At first I thought he was simply off his feed. Perhaps his ample tummy was bothering him. Maybe he'd eaten something that disagreed with him. Ivan eats most things that disagree with him. In fact, the quickest way to get eaten by Ivan is to disagree with him.(As most widowed eight leggers will attest.) However, I noticed that Ivan was still eating regularly.

He just wouldn't eat from his own bowl.

There was nothing different about his bowl. It was the same bowl he had used for the last four years. It is round, (duh) maroonish in color and it has a cartoon picture of an orange tabby in the bottom with the words "Cool Cat" printed in colorful letters. It has not changed location since 2009. It is regularly cleaned and we are fed the same food that we have been fed since 2008.
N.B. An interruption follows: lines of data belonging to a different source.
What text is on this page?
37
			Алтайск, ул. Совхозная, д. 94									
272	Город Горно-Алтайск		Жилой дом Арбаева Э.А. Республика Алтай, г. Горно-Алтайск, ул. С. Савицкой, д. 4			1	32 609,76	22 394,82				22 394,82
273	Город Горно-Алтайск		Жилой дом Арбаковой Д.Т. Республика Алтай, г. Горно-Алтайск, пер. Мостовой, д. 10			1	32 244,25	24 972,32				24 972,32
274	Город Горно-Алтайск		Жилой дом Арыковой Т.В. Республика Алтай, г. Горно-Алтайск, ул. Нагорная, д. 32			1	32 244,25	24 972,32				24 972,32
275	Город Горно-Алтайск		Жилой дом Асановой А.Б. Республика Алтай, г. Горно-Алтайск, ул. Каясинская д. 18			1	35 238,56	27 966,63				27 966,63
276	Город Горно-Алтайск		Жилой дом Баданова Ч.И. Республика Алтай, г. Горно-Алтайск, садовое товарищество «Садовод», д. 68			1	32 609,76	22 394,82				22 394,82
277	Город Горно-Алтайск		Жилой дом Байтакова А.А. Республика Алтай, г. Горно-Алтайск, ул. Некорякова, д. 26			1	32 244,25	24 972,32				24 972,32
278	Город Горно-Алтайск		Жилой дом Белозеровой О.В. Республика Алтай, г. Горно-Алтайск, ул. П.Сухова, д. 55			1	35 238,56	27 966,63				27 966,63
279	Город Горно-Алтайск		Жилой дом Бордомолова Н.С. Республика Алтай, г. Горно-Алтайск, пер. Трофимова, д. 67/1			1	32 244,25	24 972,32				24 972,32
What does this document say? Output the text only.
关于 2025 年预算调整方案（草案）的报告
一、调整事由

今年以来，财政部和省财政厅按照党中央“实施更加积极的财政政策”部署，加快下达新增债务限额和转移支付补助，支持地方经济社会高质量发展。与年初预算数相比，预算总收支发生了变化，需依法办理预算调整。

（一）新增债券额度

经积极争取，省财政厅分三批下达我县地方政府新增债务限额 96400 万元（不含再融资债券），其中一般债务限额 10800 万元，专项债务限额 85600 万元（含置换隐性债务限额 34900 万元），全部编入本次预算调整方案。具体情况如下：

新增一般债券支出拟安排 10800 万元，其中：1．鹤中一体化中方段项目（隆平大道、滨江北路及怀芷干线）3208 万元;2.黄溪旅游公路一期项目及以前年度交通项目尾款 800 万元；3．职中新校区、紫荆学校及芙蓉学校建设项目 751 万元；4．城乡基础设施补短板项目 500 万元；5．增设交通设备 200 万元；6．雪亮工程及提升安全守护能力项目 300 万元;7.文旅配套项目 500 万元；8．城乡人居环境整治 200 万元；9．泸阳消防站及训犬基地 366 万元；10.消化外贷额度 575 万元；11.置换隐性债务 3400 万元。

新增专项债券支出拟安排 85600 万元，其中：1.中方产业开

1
How could it have possibly offended him?

Being a cat, I am required by the Federal Curious Cat Statute of 1823 to be curious about all things. This law was passed early in the 19th Century when the townsfolk of Peedunken, Pennsylvania suddenly noticed that most of the feral cats in town had become decidedly uncurious thereby disrupting the natural order of things and causing rumors of witchcraft, paganism and other tendencies often associated with squirrels.

I observed Ivan for several days. Even under close scrutiny, Ivan gave no clue as to what could have caused the estrangement from his food bowl. I decided that this had gone on entirely too long and it was time take extreme measures.

I was going to have to perform that most undesirable of activities. To proverbially soil my paws. To perform an extraordinarily distasteful duty. No matter how I wished to avoid it.....

I was going to have to talk to Ivan.

If you have ever been required to have a conversation with Ivan, you understand.

Just saying "Good day" to Ivan can cost you 50 IQ points. Ivan is a furry little black hole thingy that sucks intelligence from normally smart people where it disappears, never to be seen again. Proof of this can be seen in the male two legger who speaks to Ivan often.

Finally, I approached Ivan.

"O' Lumpy One, why are you angry with your food bowl?" I asked.

"That's not my food bowl." he replied. "The kitty in the bottom is standing on its head and the words are in a foreign language"

I reached over and turned the food bowl 180 degrees.

Ivan is amazed. He almost broke down in relief now that his food bowl has been repaired.

Now I can claim "Food Bowl Repair Technician" to the long list of talents in my repertoire.


  1. HILARIOUS... where may I read the Federal Curious Cat Statute of 1823? Commonster? Once again, you amuse to the limit...Thanks, and CujaPatria thanks you as well!@!!

  2. hahaha - Cujo, we bow to your awesomeness!!